Alterations
Description
$14.95
ISBN 0-921833-97-0
DDC C811'.54
Author
Publisher
Year
Contributor
Douglas Barbour is a professor of English at the University of Alberta.
He is the author of Lyric/anti-lyric : Essays on Contemporary Poetry,
Breath Takes, and Fragmenting Body Etc.
Review
George Payerle’s second book of poetry, Alterations, is firmly rooted
in his life in Roberts Creek, a village on B.C.’s Sunshine Coast. As
he presents himself in these poems—and Payerle deliberately asks us to
read the speaker autobiographically—he’s a deliberately crusty
Romantic poet, with a sense of the transcendent available from nature
alongside a carefully held sense of loss attending upon life.

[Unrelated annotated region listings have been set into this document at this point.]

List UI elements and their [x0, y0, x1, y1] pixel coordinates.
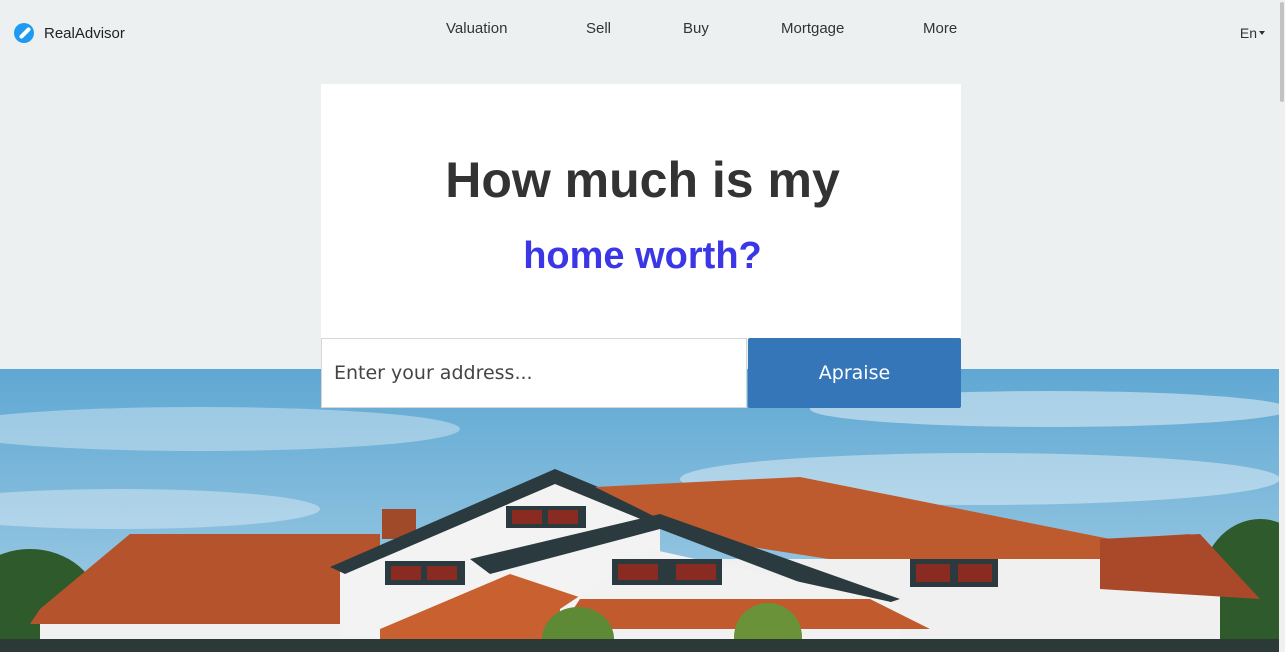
- address-input[interactable]: [321, 338, 747, 408]
- hero-house-image: [0, 369, 1285, 652]
- nav-item-sell[interactable]: Sell: [586, 20, 611, 37]
- language-selector[interactable]: En: [1240, 25, 1265, 41]
- hero-subtitle: home worth?: [523, 235, 762, 277]
- language-label: En: [1239, 25, 1257, 41]
- page-scrollbar[interactable]: [1279, 0, 1285, 652]
- hero-title: How much is my: [445, 152, 840, 208]
- nav-item-buy[interactable]: Buy: [683, 20, 709, 37]
- nav-item-more[interactable]: More: [923, 20, 957, 37]
- site-header: RealAdvisor Valuation Sell Buy Mortgage …: [0, 0, 1285, 68]
- nav-item-mortgage[interactable]: Mortgage: [781, 20, 844, 37]
- main-nav: Valuation Sell Buy Mortgage More: [0, 20, 1285, 40]
- apraise-button[interactable]: Apraise: [748, 338, 961, 408]
- house-illustration: [0, 369, 1285, 652]
- caret-down-icon: [1259, 31, 1265, 35]
- nav-item-valuation[interactable]: Valuation: [446, 20, 507, 37]
- scrollbar-thumb[interactable]: [1280, 2, 1284, 102]
- hero-card: [321, 84, 961, 338]
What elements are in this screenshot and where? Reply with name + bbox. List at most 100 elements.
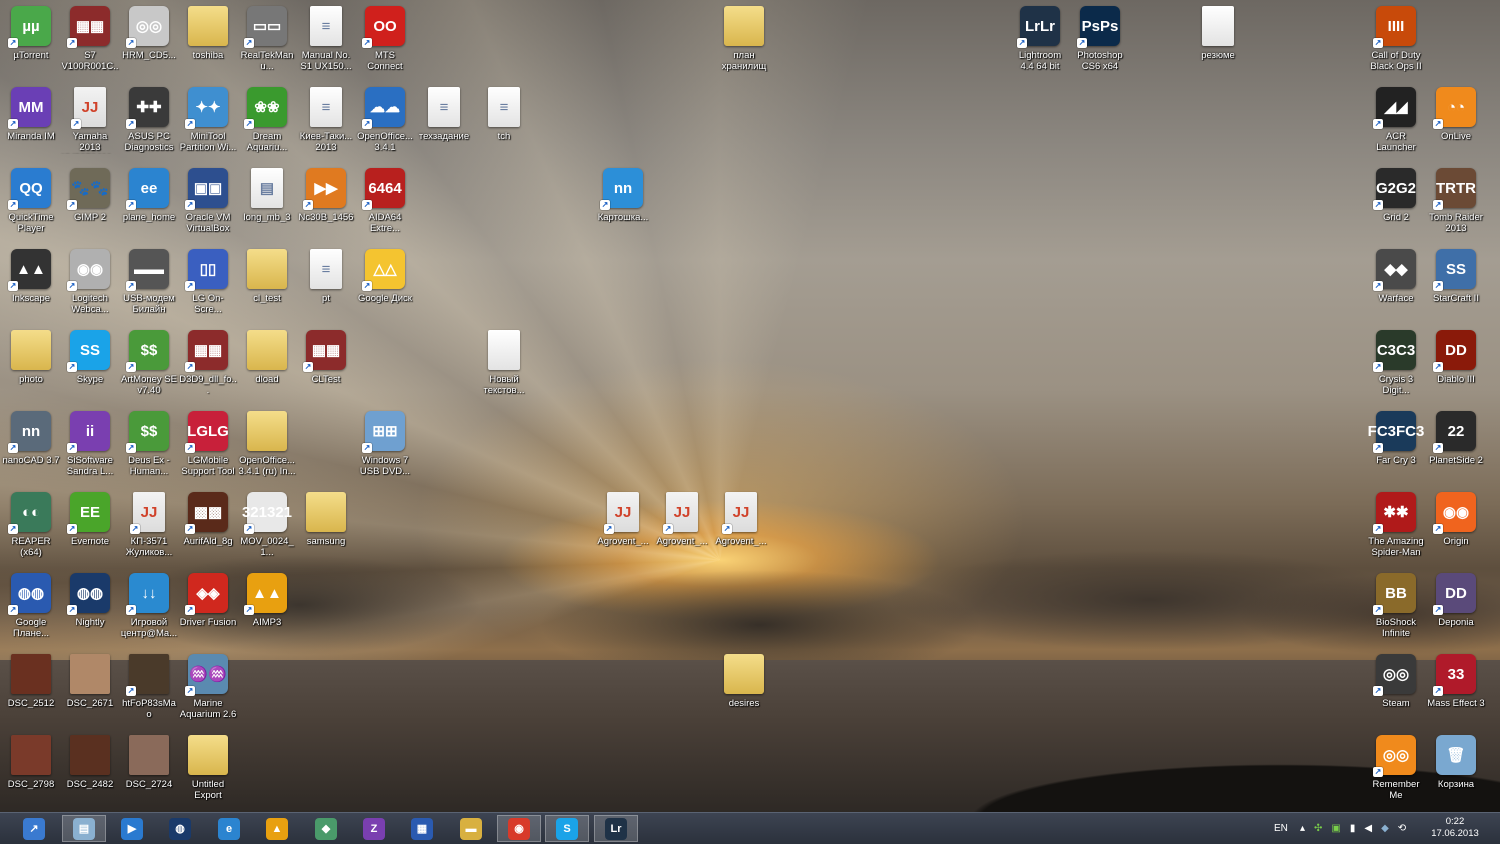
taskbar-button-internet-explorer[interactable]: e bbox=[207, 815, 251, 842]
desktop-icon-mass-effect-3[interactable]: 33 ↗ Mass Effect 3 bbox=[1426, 650, 1486, 726]
desktop-icon-техзадание[interactable]: ≡ техзадание bbox=[414, 83, 474, 159]
desktop-icon-deus-ex-human[interactable]: $$ ↗ Deus Ex - Human... bbox=[119, 407, 179, 483]
desktop-icon-remember-me[interactable]: ◎◎ ↗ Remember Me bbox=[1366, 731, 1426, 807]
taskbar-button-skype[interactable]: S bbox=[545, 815, 589, 842]
desktop-icon-lightroom-4-4-64-bit[interactable]: LrLr ↗ Lightroom 4.4 64 bit bbox=[1010, 2, 1070, 78]
desktop-icon-miranda-im[interactable]: MM ↗ Miranda IM bbox=[1, 83, 61, 159]
desktop-icon-crysis-3-digit[interactable]: C3C3 ↗ Crysis 3 Digit... bbox=[1366, 326, 1426, 402]
desktop-icon-torrent[interactable]: µµ ↗ µTorrent bbox=[1, 2, 61, 78]
desktop-icon-cltest[interactable]: ▦▦ ↗ CLTest bbox=[296, 326, 356, 402]
desktop-icon-nightly[interactable]: ◍◍ ↗ Nightly bbox=[60, 569, 120, 645]
taskbar-button-z-app[interactable]: Z bbox=[352, 815, 396, 842]
desktop-icon-far-cry-3[interactable]: FC3FC3 ↗ Far Cry 3 bbox=[1366, 407, 1426, 483]
desktop-icon-s7-v100r001c[interactable]: ▦▦↗S7 V100R001C... bbox=[60, 2, 120, 78]
desktop-icon-skype[interactable]: SS ↗ Skype bbox=[60, 326, 120, 402]
desktop-icon-agrovent[interactable]: JJ ↗ Agrovent_... bbox=[652, 488, 712, 564]
desktop-icon-aurifald-8g[interactable]: ▩▩ ↗ AurifAld_8g bbox=[178, 488, 238, 564]
desktop-icon-toshiba[interactable]: toshiba bbox=[178, 2, 238, 78]
network-icon[interactable]: ▮ bbox=[1350, 823, 1356, 834]
desktop-icon-openoffice-3-4-1[interactable]: ☁☁ ↗ OpenOffice... 3.4.1 bbox=[355, 83, 415, 159]
desktop-icon-mov-0024-1[interactable]: 321321 ↗ MOV_0024_1... bbox=[237, 488, 297, 564]
taskbar-button-file-manager[interactable]: ▬ bbox=[449, 815, 493, 842]
clock[interactable]: 0:22 17.06.2013 bbox=[1430, 816, 1480, 840]
desktop-icon-резюме[interactable]: резюме bbox=[1188, 2, 1248, 78]
desktop-icon-logitech-webca[interactable]: ◉◉ ↗ Logitech Webca... bbox=[60, 245, 120, 321]
tray-sync-icon[interactable]: ⟲ bbox=[1398, 823, 1406, 834]
desktop-icon-aimp3[interactable]: ▲▲ ↗ AIMP3 bbox=[237, 569, 297, 645]
desktop-icon-d3d9-dll-fo[interactable]: ▦▦ ↗ D3D9_dll_fo... bbox=[178, 326, 238, 402]
desktop-icon-lg-on-scre[interactable]: ▯▯ ↗ LG On-Scre... bbox=[178, 245, 238, 321]
desktop-icon-reaper-x64[interactable]: ◐◐ ↗ REAPER (x64) bbox=[1, 488, 61, 564]
desktop-icon-untitled-export[interactable]: Untitled Export bbox=[178, 731, 238, 807]
desktop-icon-the-amazing-spider-man[interactable]: ✱✱ ↗ The Amazing Spider-Man bbox=[1366, 488, 1426, 564]
desktop-icon-dsc-2798[interactable]: DSC_2798 bbox=[1, 731, 61, 807]
desktop-icon-starcraft-ii[interactable]: SS ↗ StarCraft II bbox=[1426, 245, 1486, 321]
desktop-icon-desires[interactable]: desires bbox=[714, 650, 774, 726]
desktop-icon-diablo-iii[interactable]: DD ↗ Diablo III bbox=[1426, 326, 1486, 402]
taskbar-button-nightly[interactable]: ◍ bbox=[158, 815, 202, 842]
desktop-icon-origin[interactable]: ◉◉ ↗ Origin bbox=[1426, 488, 1486, 564]
desktop-icon-asus-pc-diagnostics[interactable]: ✚✚ ↗ ASUS PC Diagnostics bbox=[119, 83, 179, 159]
desktop-icon-photo[interactable]: photo bbox=[1, 326, 61, 402]
desktop-icon-dsc-2671[interactable]: DSC_2671 bbox=[60, 650, 120, 726]
desktop-icon-план-хранилищ[interactable]: план хранилищ bbox=[714, 2, 774, 78]
language-indicator[interactable]: EN bbox=[1274, 813, 1288, 844]
desktop-icon-dload[interactable]: dload bbox=[237, 326, 297, 402]
desktop-icon-dream-aquariu[interactable]: ❀❀ ↗ Dream Aquariu... bbox=[237, 83, 297, 159]
desktop-icon-artmoney-se-v7-40[interactable]: $$ ↗ ArtMoney SE v7.40 bbox=[119, 326, 179, 402]
desktop-icon-agrovent[interactable]: JJ ↗ Agrovent_... bbox=[593, 488, 653, 564]
taskbar-button-aimp[interactable]: ▲ bbox=[255, 815, 299, 842]
taskbar-button-lightroom[interactable]: Lr bbox=[594, 815, 638, 842]
desktop-icon-quicktime-player[interactable]: QQ ↗ QuickTime Player bbox=[1, 164, 61, 240]
desktop-icon-mts-connect[interactable]: OO ↗ MTS Connect bbox=[355, 2, 415, 78]
desktop-icon-usb-модем-билайн[interactable]: ▬▬ ↗ USB-модем Билайн bbox=[119, 245, 179, 321]
desktop-icon-warface[interactable]: ◆◆ ↗ Warface bbox=[1366, 245, 1426, 321]
desktop-icon-openoffice-3-4-1-ru-in[interactable]: OpenOffice... 3.4.1 (ru) In... bbox=[237, 407, 297, 483]
desktop-icon-cl-test[interactable]: cl_test bbox=[237, 245, 297, 321]
desktop-icon-windows-7-usb-dvd[interactable]: ⊞⊞ ↗ Windows 7 USB DVD... bbox=[355, 407, 415, 483]
desktop-icon-nanocad-3-7[interactable]: nn ↗ nanoCAD 3.7 bbox=[1, 407, 61, 483]
desktop-icon-dsc-2724[interactable]: DSC_2724 bbox=[119, 731, 179, 807]
desktop-icon-photoshop-cs6-x64[interactable]: PsPs ↗ Photoshop CS6 x64 bbox=[1070, 2, 1130, 78]
tray-security-icon[interactable]: ▣ bbox=[1331, 823, 1340, 834]
desktop-icon-корзина[interactable]: 🗑 Корзина bbox=[1426, 731, 1486, 807]
desktop-icon-dsc-2512[interactable]: DSC_2512 bbox=[1, 650, 61, 726]
desktop-icon-новый-текстов[interactable]: Новый текстов... bbox=[474, 326, 534, 402]
desktop-icon-htfop83smao[interactable]: ↗ htFoP83sMao bbox=[119, 650, 179, 726]
desktop-icon-lgmobile-support-tool[interactable]: LGLG ↗ LGMobile Support Tool bbox=[178, 407, 238, 483]
taskbar-button-calculator-app[interactable]: ▦ bbox=[400, 815, 444, 842]
desktop-icon-nc30b-1456[interactable]: ▶▶ ↗ Nc30B_1456 bbox=[296, 164, 356, 240]
desktop-icon-sisoftware-sandra-l[interactable]: ii ↗ SiSoftware Sandra L... bbox=[60, 407, 120, 483]
desktop-icon-deponia[interactable]: DD ↗ Deponia bbox=[1426, 569, 1486, 645]
desktop-icon-yamaha-2013-xvs950am[interactable]: JJ↗Yamaha 2013 XVS950AM... bbox=[60, 83, 120, 159]
taskbar-button-chrome[interactable]: ◉ bbox=[497, 815, 541, 842]
desktop-icon-evernote[interactable]: EE ↗ Evernote bbox=[60, 488, 120, 564]
desktop-icon-long-mb-3[interactable]: ▤ long_mb_3 bbox=[237, 164, 297, 240]
tray-expand-icon[interactable]: ▴ bbox=[1300, 823, 1305, 834]
desktop-icon-aida64-extre[interactable]: 6464 ↗ AIDA64 Extre... bbox=[355, 164, 415, 240]
desktop-icon-realtekmanu[interactable]: ▭▭ ↗ RealTekManu... bbox=[237, 2, 297, 78]
desktop-icon-acr-launcher[interactable]: ◢◢ ↗ ACR Launcher bbox=[1366, 83, 1426, 159]
desktop-icon-manual-no-s1-ux150[interactable]: ≡ Manual No. S1 UX150... bbox=[296, 2, 356, 78]
desktop-icon-inkscape[interactable]: ▲▲ ↗ Inkscape bbox=[1, 245, 61, 321]
desktop-icon-dsc-2482[interactable]: DSC_2482 bbox=[60, 731, 120, 807]
desktop-icon-tomb-raider-2013[interactable]: TRTR ↗ Tomb Raider 2013 bbox=[1426, 164, 1486, 240]
desktop-icon-minitool-partition-wi[interactable]: ✦✦ ↗ MiniTool Partition Wi... bbox=[178, 83, 238, 159]
desktop-icon-кп-3571-жуликов[interactable]: JJ ↗ КП-3571 Жуликов... bbox=[119, 488, 179, 564]
desktop-icon-oracle-vm-virtualbox[interactable]: ▣▣ ↗ Oracle VM VirtualBox bbox=[178, 164, 238, 240]
desktop-icon-steam[interactable]: ◎◎ ↗ Steam bbox=[1366, 650, 1426, 726]
desktop-icon-driver-fusion[interactable]: ◈◈ ↗ Driver Fusion bbox=[178, 569, 238, 645]
desktop-icon-tch[interactable]: ≡ tch bbox=[474, 83, 534, 159]
desktop-icon-pt[interactable]: ≡ pt bbox=[296, 245, 356, 321]
desktop-icon-samsung[interactable]: samsung bbox=[296, 488, 356, 564]
desktop-icon-gimp-2[interactable]: 🐾🐾 ↗ GIMP 2 bbox=[60, 164, 120, 240]
tray-drive-icon[interactable]: ◆ bbox=[1381, 823, 1389, 834]
desktop-icon-grid-2[interactable]: G2G2 ↗ Grid 2 bbox=[1366, 164, 1426, 240]
desktop-icon-onlive[interactable]: ◔◔ ↗ OnLive bbox=[1426, 83, 1486, 159]
desktop-icon-игровой-центр-ma[interactable]: ↓↓ ↗ Игровой центр@Ma... bbox=[119, 569, 179, 645]
desktop-icon-hrm-cd5[interactable]: ◎◎ ↗ HRM_CD5... bbox=[119, 2, 179, 78]
desktop-icon-картошка[interactable]: nn ↗ Картошка... bbox=[593, 164, 653, 240]
desktop-icon-plane-home[interactable]: ee ↗ plane_home bbox=[119, 164, 179, 240]
desktop-icon-bioshock-infinite[interactable]: BB ↗ BioShock Infinite bbox=[1366, 569, 1426, 645]
desktop-icon-call-of-duty-black-ops-ii[interactable]: IIII ↗ Call of Duty Black Ops II bbox=[1366, 2, 1426, 78]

The poems shift between short, intense lyrics, some of the best of
which catch a sense of the natural world, and longer narrative tales,
often about the lives and deaths of friends and acquaintances, the
humour of their behaviour, and the good times associated with their
presence in his life. “These Blossoms” is a good example of the
former, with its “sun-yellow washed saffron, / blood, / burgundy /
among eucalyptus leaves’ chalky jasper,” while the tall-tale-like
“Al’s Shack” represents the latter. There are also poems paying
homage to the artists in music, literature, and painting Payerle
admires.
Payerle refers specifically to 9/11 in a number of poems, and to the
political fallout in such things as the Bush administration and the Iraq
war; this works best when he doesn’t actually refer to these things (I
agree with his politics, but rhetorically they interfere with the
poetry). He does a much better job elegizing friends and acquaintances,
as in the lovely couple of poems for a young rider whose horse killed
her. Indeed, there’s an elegiac tone to much of this book, concerned
as so many of the poems are with growing old, seeing friends and family
age, and coming to terms with the death of those we love.
Payerle’s verses move between long, almost prose lines, full of
straight sentences to tighter, imagistic, and more rhythmically complex
ones. When telling tales, he seems to take things a little lightly; when
remembering loss, the poems sharpen. Alterations satisfies most when it
concentrates on its elegiac purpose as directly as possible.